Das ist alles von der Niederländerin Saskia Diesing historisch vermutlich ohne Fehl und Tadel, aber auch sehr vorhersehbar, brav und freundlich belichtet erzählt und illustriert: Häftlinge, so ordentlich gekleidet, wohl genährt und bei Kräften wird es nicht gegeben haben, wir haben aus dokumentarischen Quellen die lebenden Skelette vor Augen, apathisch oft angesichts des Unbegreiflichen und äußerlich ihres Menschseins beraubt. Da stimmt noch einiges mehr nicht. Das Hitler-Porträt wird niemand an der Wand mit der Hakenkreuztapete hängen gelassen haben, als man wusste, dass die Russen oder Westalliierten einmarschieren würden. (In Edgar Reitz’ »Heimat«-Chronik sehen wir solch eine Szene.) Wenn der Führer hier das Zimmer schmückt, ist das Dekoration, die Authentizität vorspielen soll, aber das Gegenteil bewirkt, auch und gerade wenn sein Bild schließlich effektvoll von einer Russin verbrannt wird. Hegel spricht von der »Außengestalt der alten Zeit«, die allenfalls stimme, bei der Rekonstruktion von Vergangenheit aber dürfte es nicht ohne »Kollision« abgehen. Hier kollidiert nichts, hier läuft es gut geschmiert. Gerade deshalb wirkt falsch, was sich in aller Seriosität um Richtigkeit bemüht.
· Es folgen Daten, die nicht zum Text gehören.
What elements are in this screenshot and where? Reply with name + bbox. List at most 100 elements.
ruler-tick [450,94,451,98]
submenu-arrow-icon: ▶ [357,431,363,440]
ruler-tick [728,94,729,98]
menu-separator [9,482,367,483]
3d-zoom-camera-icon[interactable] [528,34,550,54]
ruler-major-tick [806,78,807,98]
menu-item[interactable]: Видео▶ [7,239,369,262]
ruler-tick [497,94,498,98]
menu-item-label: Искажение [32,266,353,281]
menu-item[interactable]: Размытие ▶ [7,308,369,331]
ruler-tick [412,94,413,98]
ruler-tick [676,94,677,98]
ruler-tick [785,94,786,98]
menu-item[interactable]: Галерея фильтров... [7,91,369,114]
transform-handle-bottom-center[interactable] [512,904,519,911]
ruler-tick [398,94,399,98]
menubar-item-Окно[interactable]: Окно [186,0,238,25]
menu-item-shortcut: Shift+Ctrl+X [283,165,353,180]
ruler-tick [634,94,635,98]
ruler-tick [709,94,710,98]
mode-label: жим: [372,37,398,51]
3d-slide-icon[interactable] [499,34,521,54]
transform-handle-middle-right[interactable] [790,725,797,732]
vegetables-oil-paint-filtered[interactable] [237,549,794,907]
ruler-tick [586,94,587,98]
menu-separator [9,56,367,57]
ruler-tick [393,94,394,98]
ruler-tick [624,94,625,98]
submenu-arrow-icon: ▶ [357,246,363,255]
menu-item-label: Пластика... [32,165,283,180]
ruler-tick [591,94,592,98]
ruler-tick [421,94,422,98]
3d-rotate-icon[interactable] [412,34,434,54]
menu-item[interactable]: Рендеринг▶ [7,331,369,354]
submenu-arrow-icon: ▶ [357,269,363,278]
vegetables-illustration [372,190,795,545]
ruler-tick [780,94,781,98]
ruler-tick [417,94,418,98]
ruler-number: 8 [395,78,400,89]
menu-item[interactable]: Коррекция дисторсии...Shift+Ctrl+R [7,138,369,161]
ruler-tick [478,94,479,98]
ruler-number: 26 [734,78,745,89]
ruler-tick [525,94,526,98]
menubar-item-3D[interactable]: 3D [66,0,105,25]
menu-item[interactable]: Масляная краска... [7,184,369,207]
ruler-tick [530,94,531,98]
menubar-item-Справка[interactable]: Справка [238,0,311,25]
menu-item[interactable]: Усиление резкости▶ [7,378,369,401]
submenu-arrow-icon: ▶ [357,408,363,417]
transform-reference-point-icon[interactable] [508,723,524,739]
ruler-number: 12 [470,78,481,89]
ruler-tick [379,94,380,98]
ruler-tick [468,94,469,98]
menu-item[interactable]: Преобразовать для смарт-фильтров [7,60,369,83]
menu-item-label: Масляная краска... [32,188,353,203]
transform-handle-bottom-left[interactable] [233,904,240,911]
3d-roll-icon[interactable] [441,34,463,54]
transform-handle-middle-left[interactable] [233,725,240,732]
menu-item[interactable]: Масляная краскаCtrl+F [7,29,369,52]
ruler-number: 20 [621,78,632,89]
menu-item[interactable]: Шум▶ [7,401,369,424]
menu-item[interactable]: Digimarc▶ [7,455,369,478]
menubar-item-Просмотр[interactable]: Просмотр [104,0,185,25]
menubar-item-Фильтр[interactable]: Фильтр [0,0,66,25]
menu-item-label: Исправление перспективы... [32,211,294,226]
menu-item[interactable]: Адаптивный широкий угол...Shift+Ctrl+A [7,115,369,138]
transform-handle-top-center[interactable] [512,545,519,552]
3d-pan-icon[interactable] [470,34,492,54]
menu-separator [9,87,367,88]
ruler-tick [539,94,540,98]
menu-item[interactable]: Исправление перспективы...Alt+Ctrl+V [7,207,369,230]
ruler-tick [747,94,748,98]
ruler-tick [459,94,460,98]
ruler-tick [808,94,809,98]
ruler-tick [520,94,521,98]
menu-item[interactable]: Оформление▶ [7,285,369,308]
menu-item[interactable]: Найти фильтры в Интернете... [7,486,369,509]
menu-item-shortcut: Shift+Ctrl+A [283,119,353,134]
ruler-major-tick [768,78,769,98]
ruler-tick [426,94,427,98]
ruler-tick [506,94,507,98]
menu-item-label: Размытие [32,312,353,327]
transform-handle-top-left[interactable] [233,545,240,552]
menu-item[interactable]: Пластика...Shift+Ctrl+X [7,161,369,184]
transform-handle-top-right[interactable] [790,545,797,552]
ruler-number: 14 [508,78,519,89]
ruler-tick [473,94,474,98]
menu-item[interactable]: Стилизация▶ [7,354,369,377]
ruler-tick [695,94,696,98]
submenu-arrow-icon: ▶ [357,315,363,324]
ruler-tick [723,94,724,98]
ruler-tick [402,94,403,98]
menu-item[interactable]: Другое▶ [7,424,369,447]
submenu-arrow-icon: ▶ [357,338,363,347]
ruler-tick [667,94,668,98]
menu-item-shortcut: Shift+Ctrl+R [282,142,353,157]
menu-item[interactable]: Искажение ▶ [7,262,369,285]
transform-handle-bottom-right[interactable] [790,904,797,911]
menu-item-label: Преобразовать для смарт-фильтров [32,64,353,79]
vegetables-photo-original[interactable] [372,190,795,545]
Die junge russische Scharfschützin Vera (Eugénie Anselin), zwei befreite jüdische Holländer, Simone (Hanna van Vliet) und der fieberkranke Isaac, der die Namen der Toten repetiert und sich auf den Appellplatz im Lager traumatisch zurückphantasiert, und das deutsche Hitler-gläubige Mädchen Winnie (Anna Bachmann), deren Mutter erschossen auf der Dorfstraße liegt und die nur knapp der Vergewaltigung durch zwei russische Soldaten dank Vera entgeht, wohnen nun für eine Weile gemeinsam in einem Haus: Sieger, Besiegte, Befreite.
Fleckfieber bedroht die Menschen. Die Haare müssen geschoren werden, viele liegen isoliert in Quarantäne. Das Rote Kreuz kann wegen der zerstörten Elbe-Brücke nicht helfen. Moskau schickt Listen, die ausgefüllt werden sollen, um Menschen zu deportieren, die in der ausgebluteten Sowjetunion gebraucht werden könnten. Auf dem Friedhof fehlen Särge für die Leichen, ob derer aus dem Zug, ob von zu Tode gekommenen Einheimischen.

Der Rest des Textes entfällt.